The moon in astrology symbolizes our gut impulses and intuition. The new moon drenches those survival skills in darkness. When our instincts and emotions are masked by shadow, getting in touch with our real feelings can feel impossible. You can’t vibe-check a void.

Contrary to popular #girlboss millennial wisdom, new moons are not the time to set intentions, manifest, or draft vision boards. There just isn’t enough luminary energy to draw upon. We want to launch projects and hustle the cosmos when we’re in touch with our intuition — not when we’re literally stuck in the dark. There is no harm in taking a break from future trips for a dozen days out of the year and embracing silence instead, maybe even turning off technology and tuning out the world entirely.

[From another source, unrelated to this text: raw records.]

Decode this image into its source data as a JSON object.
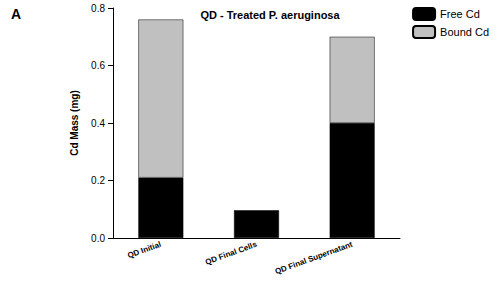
{
  "chart_data": {
    "type": "bar",
    "title": "QD - Treated P. aeruginosa",
    "annotations": [
      "A"
    ],
    "y_label": "Cd Mass (mg)",
    "categories": [
      "QD Initial",
      "QD Final Cells",
      "QD Final Supernatant"
    ],
    "series": [
      {
        "name": "Free Cd",
        "color": "#000000",
        "values": [
          0.21,
          0.095,
          0.4
        ]
      },
      {
        "name": "Bound Cd",
        "color": "#c0c0c0",
        "values": [
          0.55,
          0,
          0.3
        ]
      }
    ],
    "stacked": true,
    "ylim": [
      0,
      0.8
    ],
    "yticks": [
      {
        "value": 0,
        "label": "0.0"
      },
      0.2,
      0.4,
      0.6,
      0.8
    ],
    "grid": false,
    "legend": "upper right"
  }
}
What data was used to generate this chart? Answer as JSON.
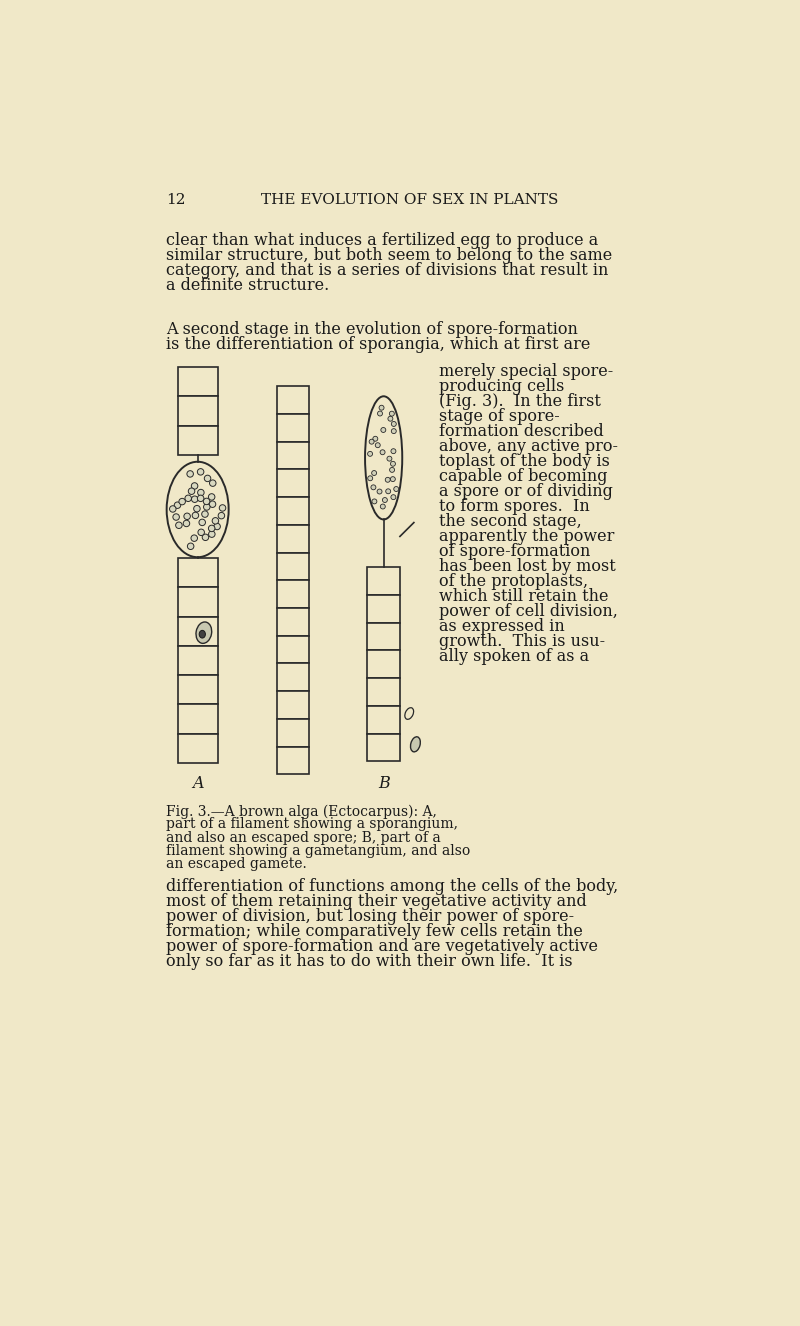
{
  "bg_color": "#f0e8c8",
  "text_color": "#1a1a1a",
  "page_number": "12",
  "header": "THE EVOLUTION OF SEX IN PLANTS",
  "para1": "clear than what induces a fertilized egg to produce a\nsimilar structure, but both seem to belong to the same\ncategory, and that is a series of divisions that result in\na definite structure.",
  "para2_start": "A second stage in the evolution of spore-formation\nis the differentiation of sporangia, which at first are",
  "para2_right": [
    "merely special spore-",
    "producing cells",
    "(Fig. 3).  In the first",
    "stage of spore-",
    "formation described",
    "above, any active pro-",
    "toplast of the body is",
    "capable of becoming",
    "a spore or of dividing",
    "to form spores.  In",
    "the second stage,",
    "apparently the power",
    "of spore-formation",
    "has been lost by most",
    "of the protoplasts,",
    "which still retain the",
    "power of cell division,",
    "as expressed in",
    "growth.  This is usu-",
    "ally spoken of as a"
  ],
  "fig_caption": [
    "Fig. 3.—A brown alga (Ectocarpus): A,",
    "part of a filament showing a sporangium,",
    "and also an escaped spore; B, part of a",
    "filament showing a gametangium, and also",
    "an escaped gamete."
  ],
  "para3": [
    "differentiation of functions among the cells of the body,",
    "most of them retaining their vegetative activity and",
    "power of division, but losing their power of spore-",
    "formation; while comparatively few cells retain the",
    "power of spore-formation and are vegetatively active",
    "only so far as it has to do with their own life.  It is"
  ],
  "fig_label_A": "A",
  "fig_label_B": "B"
}
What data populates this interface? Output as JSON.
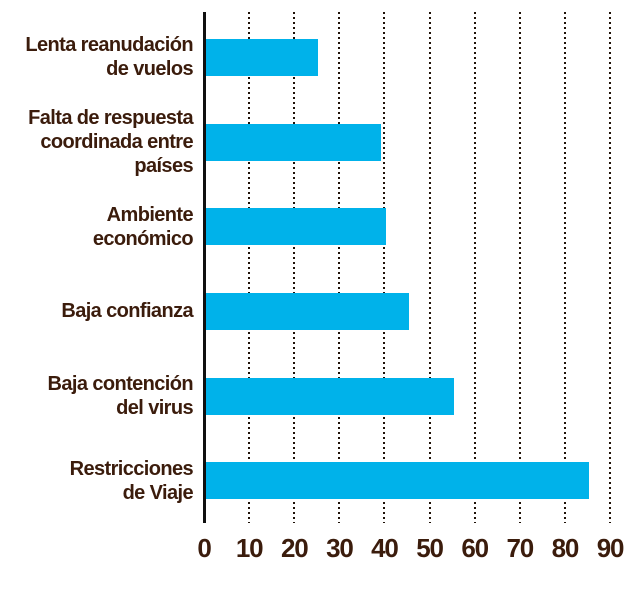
{
  "chart_data": {
    "type": "bar",
    "orientation": "horizontal",
    "title": "",
    "categories": [
      "Lenta reanudación de vuelos",
      "Falta de respuesta coordinada entre países",
      "Ambiente económico",
      "Baja confianza",
      "Baja contención del virus",
      "Restricciones de Viaje"
    ],
    "category_lines": [
      [
        "Lenta reanudación",
        "de vuelos"
      ],
      [
        "Falta de respuesta",
        "coordinada entre",
        "países"
      ],
      [
        "Ambiente",
        "económico"
      ],
      [
        "Baja confianza"
      ],
      [
        "Baja contención",
        "del virus"
      ],
      [
        "Restricciones",
        "de Viaje"
      ]
    ],
    "values": [
      25,
      39,
      40,
      45,
      55,
      85
    ],
    "xlim": [
      0,
      90
    ],
    "xticks": [
      "0",
      "10",
      "20",
      "30",
      "40",
      "50",
      "60",
      "70",
      "80",
      "90"
    ],
    "grid": "vertical-dotted",
    "legend": "none",
    "colors": {
      "bar": "#00b2ea",
      "label_text": "#3b1c0c",
      "tick_text": "#3b1c0c",
      "gridline": "#1f1208",
      "axis": "#101010"
    }
  }
}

New moons are great for one thing: throwing shit away. What better place to shove the stuff you never want to see again than the deep void of a moonless night?

When the new moon is taking place in a fire sign (Aries, Leo, or Sagittarius), light it on fire. But don’t go overboard and risk setting your apartment ablaze; burning a Post-it note is fine. Below an earth-sign new moon (Taurus, Virgo, or Capricorn), bury what you’d like to get rid of. This is a great way to get rid of your ex’s worn flannel or the remnants of older spells, like candle wax or incense resin. During a water-sign new moon (Cancer, Scorpio, or Pisces), you can flush it or toss it into the sea (as long as it’s biodegradable and won’t suffocate a dolphin somewhere). And during an air-sign new moon (Gemini, Libra, or Aquarius), you can speak it aloud, in the hollow of a tree or a therapist’s office, somewhere words go to die. All these rituals should conclude before the moon is completely ensconced in shadow; wait any longer, and risk triggering the budding of unknown beginnings.

I really wanted to back out of my new moon date, for all those reasons. I hate uncertainty. But I didn’t; I surrendered to darkness and allowed something unpredictable to start. The rawest beginnings can require embracing the dangerous unknown. New moons demand vulnerability to shadows.

Imagine the sky as a giant clock face with the Earth at its center. It’s divided into 12 segments — one for each zodiac sign — and each celestial body travels through at its own rate. When the moon is full, the sun and moon are in opposite segments; during a new moon, they’re in the same one.